Now, we are performing Label Encoding for some categorical variables.After viewing the data typs of variables we have 4 categorical columns to encode.
- When categories in the variable are Ordinal in Nature then in that case we use Label Encoding.
- When categories in the variable are Nominal in Nature then in that case we use One-Hot Encoding
#Transforming 'Item_Visibility_bins':
filt_training_dataset['Item_Visibility_bins'] = label_encoder.fit_transform(filt_training_dataset['Item_Visibility_bins'])
#Transforming 'Outlet_Size':
filt_training_dataset['Outlet_Size'] = label_encoder.fit_transform(filt_training_dataset['Outlet_Size'])
#Transforming 'Outlet_Location_Type':
filt_training_dataset['Outlet_Location_Type'] = label_encoder.fit_transform(filt_training_dataset['Outlet_Location_Type'])
# Let's create dummies for 'Outlet_Type':
dummy = pd.get_dummies(filt_training_dataset['Outlet_Type'])
# Merging both Dataframes--- filt_training_dataset + dummy
filt_training_dataset = pd.concat([filt_training_dataset,dummy],axis=1)
After dropping the columns those One-Hot Encoded and splitting the data into Features and Labels,the resulting dataframe is looks like following:
- Training Features:
Feature Importance in short tells us detecting the variables which are un-necesary for predictive model building. In other words,finding those variables which contribute less in the model's prediction.

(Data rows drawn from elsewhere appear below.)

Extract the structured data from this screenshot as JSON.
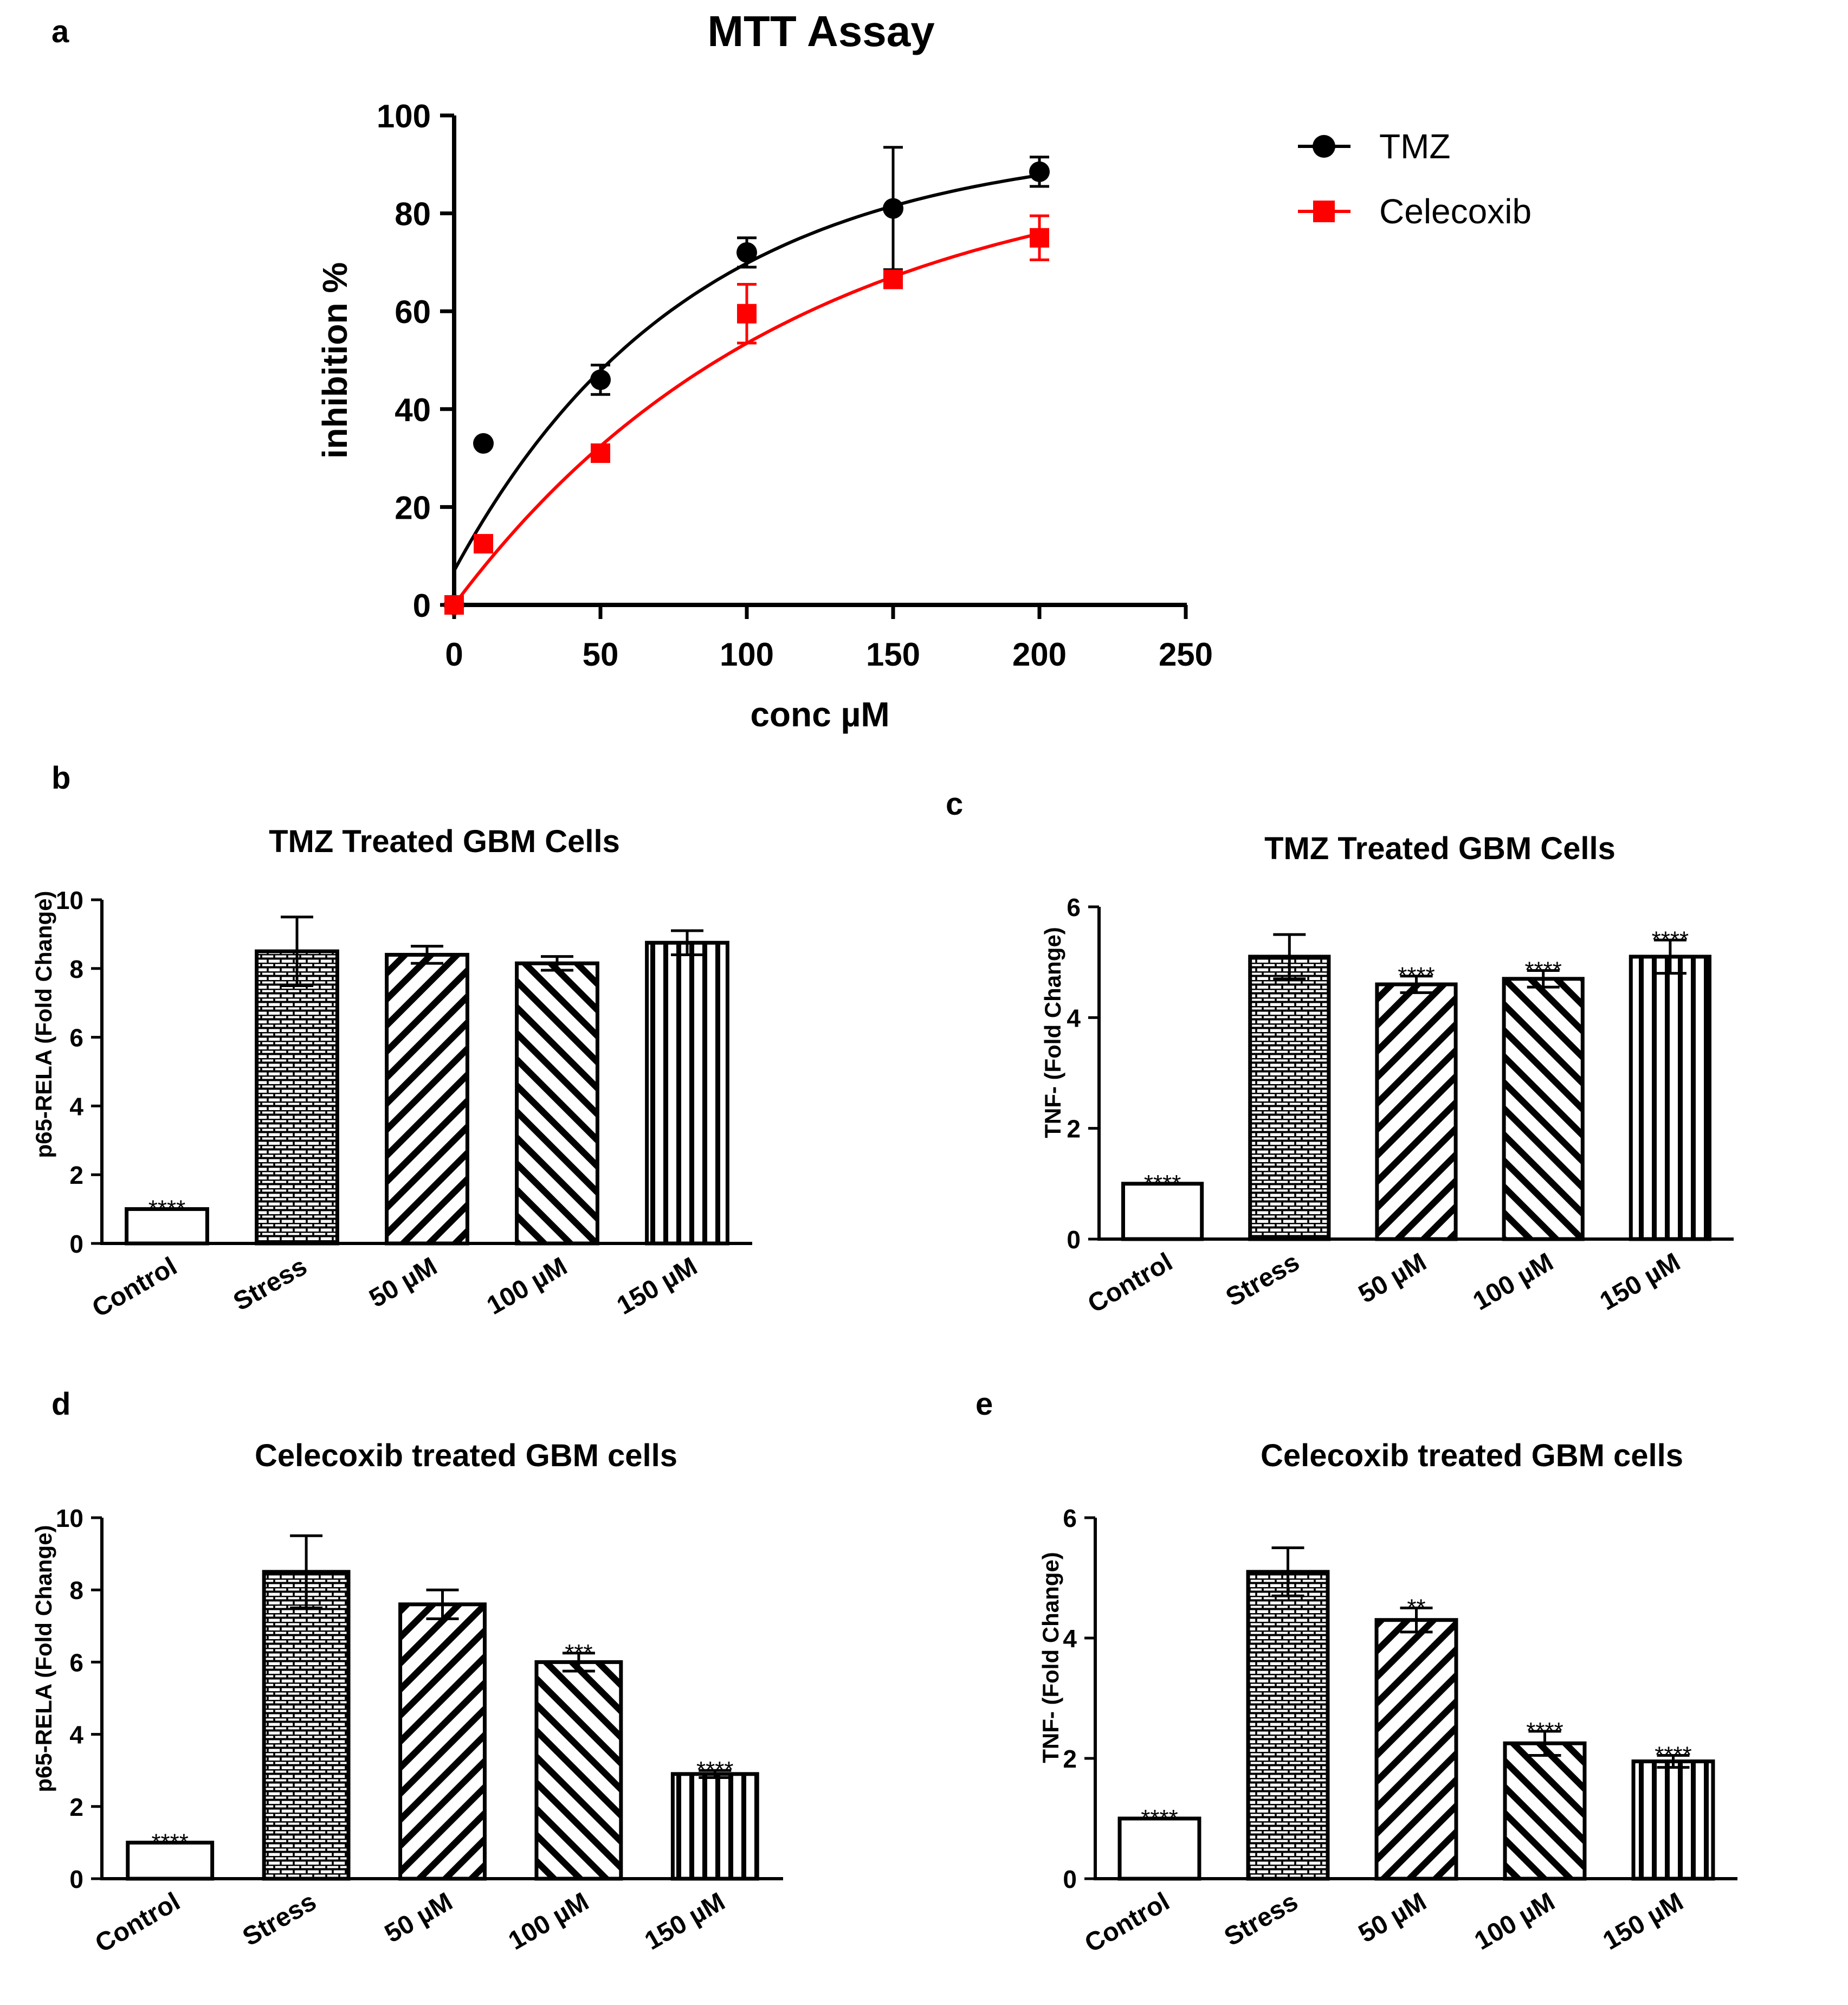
{
  "panels": {
    "a": {
      "letter": "a"
    },
    "b": {
      "letter": "b"
    },
    "c": {
      "letter": "c"
    },
    "d": {
      "letter": "d"
    },
    "e": {
      "letter": "e"
    }
  },
  "colors": {
    "tmz": "#000000",
    "celecoxib": "#ff0000",
    "axis": "#000000"
  },
  "chart_data": [
    {
      "id": "a",
      "type": "scatter",
      "title": "MTT Assay",
      "xlabel": "conc µM",
      "ylabel": "inhibition %",
      "xlim": [
        0,
        250
      ],
      "ylim": [
        0,
        100
      ],
      "xticks": [
        0,
        50,
        100,
        150,
        200,
        250
      ],
      "yticks": [
        0,
        20,
        40,
        60,
        80,
        100
      ],
      "legend_position": "top-right",
      "fit_curves": true,
      "series": [
        {
          "name": "TMZ",
          "marker": "circle",
          "color": "#000000",
          "x": [
            0,
            10,
            50,
            100,
            150,
            200
          ],
          "y": [
            0,
            33,
            46,
            72,
            81,
            88.5
          ],
          "err": [
            0,
            0,
            3,
            3,
            12.5,
            3
          ],
          "fit": {
            "y0": 7,
            "ymax": 95,
            "k": 0.0125
          }
        },
        {
          "name": "Celecoxib",
          "marker": "square",
          "color": "#ff0000",
          "x": [
            0,
            10,
            50,
            100,
            150,
            200
          ],
          "y": [
            0,
            12.5,
            31,
            59.5,
            66.5,
            75
          ],
          "err": [
            0,
            0,
            0,
            6,
            0,
            4.5
          ],
          "fit": {
            "y0": 0,
            "ymax": 92,
            "k": 0.0087
          }
        }
      ]
    },
    {
      "id": "b",
      "type": "bar",
      "title": "TMZ Treated GBM Cells",
      "ylabel": "p65-RELA (Fold Change)",
      "ylim": [
        0,
        10
      ],
      "yticks": [
        0,
        2,
        4,
        6,
        8,
        10
      ],
      "categories": [
        "Control",
        "Stress",
        "50 µM",
        "100 µM",
        "150 µM"
      ],
      "values": [
        1.0,
        8.5,
        8.4,
        8.15,
        8.75
      ],
      "errors": [
        0,
        1.0,
        0.25,
        0.2,
        0.35
      ],
      "significance": [
        "****",
        "",
        "",
        "",
        ""
      ],
      "patterns": [
        "none",
        "brick",
        "diag",
        "diag2",
        "vert"
      ]
    },
    {
      "id": "c",
      "type": "bar",
      "title": "TMZ Treated GBM Cells",
      "ylabel": "TNF- (Fold Change)",
      "ylim": [
        0,
        6
      ],
      "yticks": [
        0,
        2,
        4,
        6
      ],
      "categories": [
        "Control",
        "Stress",
        "50 µM",
        "100 µM",
        "150 µM"
      ],
      "values": [
        1.0,
        5.1,
        4.6,
        4.7,
        5.1
      ],
      "errors": [
        0,
        0.4,
        0.15,
        0.15,
        0.3
      ],
      "significance": [
        "****",
        "",
        "****",
        "****",
        "****"
      ],
      "patterns": [
        "none",
        "brick",
        "diag",
        "diag2",
        "vert"
      ]
    },
    {
      "id": "d",
      "type": "bar",
      "title": "Celecoxib treated GBM cells",
      "ylabel": "p65-RELA (Fold Change)",
      "ylim": [
        0,
        10
      ],
      "yticks": [
        0,
        2,
        4,
        6,
        8,
        10
      ],
      "categories": [
        "Control",
        "Stress",
        "50 µM",
        "100 µM",
        "150 µM"
      ],
      "values": [
        1.0,
        8.5,
        7.6,
        6.0,
        2.9
      ],
      "errors": [
        0,
        1.0,
        0.4,
        0.25,
        0.1
      ],
      "significance": [
        "****",
        "",
        "",
        "***",
        "****"
      ],
      "patterns": [
        "none",
        "brick",
        "diag",
        "diag2",
        "vert"
      ]
    },
    {
      "id": "e",
      "type": "bar",
      "title": "Celecoxib treated GBM cells",
      "ylabel": "TNF- (Fold Change)",
      "ylim": [
        0,
        6
      ],
      "yticks": [
        0,
        2,
        4,
        6
      ],
      "categories": [
        "Control",
        "Stress",
        "50 µM",
        "100 µM",
        "150 µM"
      ],
      "values": [
        1.0,
        5.1,
        4.3,
        2.25,
        1.95
      ],
      "errors": [
        0,
        0.4,
        0.2,
        0.2,
        0.1
      ],
      "significance": [
        "****",
        "",
        "**",
        "****",
        "****"
      ],
      "patterns": [
        "none",
        "brick",
        "diag",
        "diag2",
        "vert"
      ]
    }
  ]
}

To find out this,we are using f-regression
module from sklearn.preprocessing
library:
#Import 'f_regression' module from Sklearn library:
from sklearn.feature_selection import f_regression
#Fit the Training data and Training labels:
#The first array contains the F-Statistics for each of the Regressions.
#The second array contains the P-Values associated with F-Statistics.

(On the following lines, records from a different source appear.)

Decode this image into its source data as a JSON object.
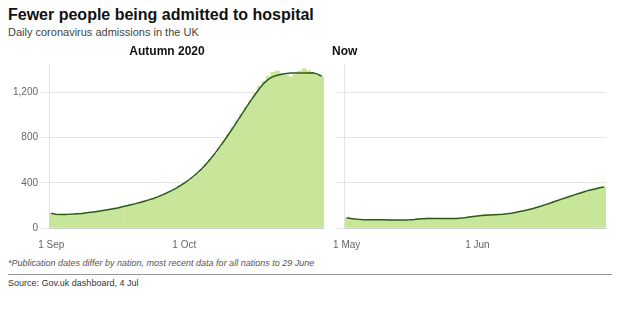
{
  "title": "Fewer people being admitted to hospital",
  "subtitle": "Daily coronavirus admissions in the UK",
  "annotations": [
    "*Publication dates differ by nation, most recent data for all nations to 29 June",
    "Source: Gov.uk dashboard, 4 Jul"
  ],
  "chart_data": [
    {
      "type": "bar",
      "title": "Autumn 2020",
      "categories": [
        "1 Sep",
        null,
        null,
        null,
        null,
        null,
        null,
        null,
        null,
        null,
        null,
        null,
        null,
        null,
        null,
        null,
        null,
        null,
        null,
        null,
        null,
        null,
        null,
        null,
        null,
        null,
        null,
        null,
        null,
        null,
        "1 Oct",
        null,
        null,
        null,
        null,
        null,
        null,
        null,
        null,
        null,
        null,
        null,
        null,
        null,
        null,
        null,
        null,
        null,
        null,
        null,
        null,
        null,
        null,
        null,
        null,
        null,
        null,
        null,
        null,
        null,
        null,
        null
      ],
      "series": [
        {
          "type": "bar",
          "color": "#c8e69a",
          "values": [
            130,
            115,
            120,
            125,
            110,
            118,
            125,
            135,
            128,
            140,
            145,
            155,
            150,
            162,
            170,
            180,
            185,
            195,
            205,
            215,
            225,
            238,
            248,
            260,
            272,
            285,
            305,
            325,
            348,
            375,
            395,
            415,
            445,
            480,
            520,
            565,
            610,
            655,
            710,
            770,
            830,
            890,
            950,
            1010,
            1070,
            1130,
            1190,
            1255,
            1300,
            1345,
            1380,
            1390,
            1370,
            1355,
            1340,
            1360,
            1390,
            1410,
            1395,
            1370,
            1350,
            1340
          ]
        },
        {
          "type": "line",
          "color": "#2d5a1b",
          "values": [
            130,
            121.67,
            120,
            120.43,
            121.14,
            123,
            125.86,
            128.71,
            135.14,
            139.71,
            145,
            150,
            157.43,
            163.86,
            171,
            178.14,
            187.43,
            196.43,
            206.14,
            215.86,
            226.57,
            237.57,
            249,
            261.86,
            276.14,
            291.86,
            310,
            329.29,
            349.71,
            372.57,
            397.57,
            425.43,
            456.43,
            490,
            527.14,
            569.29,
            615.71,
            665.71,
            718.57,
            773.57,
            830.71,
            890,
            950,
            1010,
            1070.71,
            1129.29,
            1185.71,
            1238.57,
            1284.29,
            1318.57,
            1342.14,
            1354.29,
            1362.86,
            1369.29,
            1373.57,
            1374.29,
            1374.29,
            1373.57,
            1373.57,
            1375.83,
            1363.75,
            1345
          ]
        }
      ],
      "ylim": [
        0,
        1450
      ],
      "yticks": [
        0,
        400,
        800,
        {
          "value": 1200,
          "label": "1,200"
        }
      ],
      "grid": true
    },
    {
      "type": "bar",
      "title": "Now",
      "categories": [
        "1 May",
        null,
        null,
        null,
        null,
        null,
        null,
        null,
        null,
        null,
        null,
        null,
        null,
        null,
        null,
        null,
        null,
        null,
        null,
        null,
        null,
        null,
        null,
        null,
        null,
        null,
        null,
        null,
        null,
        null,
        null,
        "1 Jun",
        null,
        null,
        null,
        null,
        null,
        null,
        null,
        null,
        null,
        null,
        null,
        null,
        null,
        null,
        null,
        null,
        null,
        null,
        null,
        null,
        null,
        null,
        null,
        null,
        null,
        null,
        null,
        null,
        null,
        null
      ],
      "series": [
        {
          "type": "bar",
          "color": "#c8e69a",
          "values": [
            90,
            82,
            78,
            75,
            72,
            70,
            68,
            73,
            79,
            75,
            72,
            70,
            68,
            65,
            68,
            72,
            76,
            80,
            83,
            87,
            90,
            88,
            85,
            83,
            80,
            78,
            82,
            86,
            90,
            95,
            102,
            108,
            115,
            120,
            118,
            115,
            112,
            118,
            125,
            130,
            138,
            145,
            152,
            160,
            168,
            178,
            190,
            205,
            218,
            230,
            245,
            258,
            270,
            280,
            292,
            305,
            318,
            330,
            342,
            355,
            360,
            368
          ]
        },
        {
          "type": "line",
          "color": "#2d5a1b",
          "values": [
            90,
            83.33,
            79.4,
            76.43,
            74,
            73.57,
            73.14,
            72.71,
            72.43,
            72.14,
            71.71,
            71,
            70,
            70.14,
            71.29,
            73.14,
            75.86,
            79.43,
            82.29,
            84.14,
            85.14,
            85.14,
            84.43,
            83.71,
            83.14,
            83.43,
            84.86,
            87.57,
            91.57,
            96.86,
            102.29,
            106.86,
            110.43,
            112.86,
            115.14,
            117.57,
            119.71,
            122.29,
            126.14,
            131.43,
            138.29,
            145.43,
            153,
            161.57,
            171.14,
            181.57,
            192.71,
            204.86,
            217.71,
            230.86,
            243.71,
            256.14,
            268.57,
            281.14,
            293.29,
            305.29,
            317.43,
            328.86,
            339.71,
            345.5,
            356.25,
            364
          ]
        }
      ],
      "ylim": [
        0,
        1450
      ],
      "yticks": [
        0,
        400,
        800,
        1200
      ],
      "grid": true,
      "tick_labels": "x"
    }
  ]
}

f_regression(X_train,y_train)
>>(array([7.36934884e-01, 4.98178278e+01, 6.51204837e+01, 3.60188985e+01,
2.54888893e+01, 1.50946829e+03, 6.14724015e+01, 1.70225059e+01,
8.81921198e+02, 3.79468521e+00, 3.79468521e+00, 3.28342992e+03]),
array([3.90669087e-001, 1.82160212e-012, 8.02208463e-016, 2.03539119e-009,
4.54313821e-007, 9.61521450e-304, 5.04164914e-015, 3.72969759e-005,
2.35334436e-184, 5.14489065e-002, 5.14489065e-002, 0.00000000e+000]))
# We only interested in P-Values:
p_vals = f_regression(X_train,y_train)[1]
p_vals
>>array([3.90669087e-001, 1.82160212e-012, 8.02208463e-016, 2.03539119e-009,
4.54313821e-007, 9.61521450e-304, 5.04164914e-015, 3.72969759e-005,
2.35334436e-184, 5.14489065e-002, 5.14489065e-002, 0.00000000e+000])
#Rounding upto 3 digits after decimal point:
p_vals.round(3)
>>array([0.391, 0. , 0. , 0. , 0. , 0. , 0. , 0. , 0. ,
0.051, 0.051, 0. ])
Each P-Value is associated with each feature in sequence and we can see from the above output that feature or column Item_Weight has very large P-Value(>0.05)and thus we won't consider this column during training.
Data Scaling is the most important step before feeding data to the model for training.Scaling brings the data on a standard scale.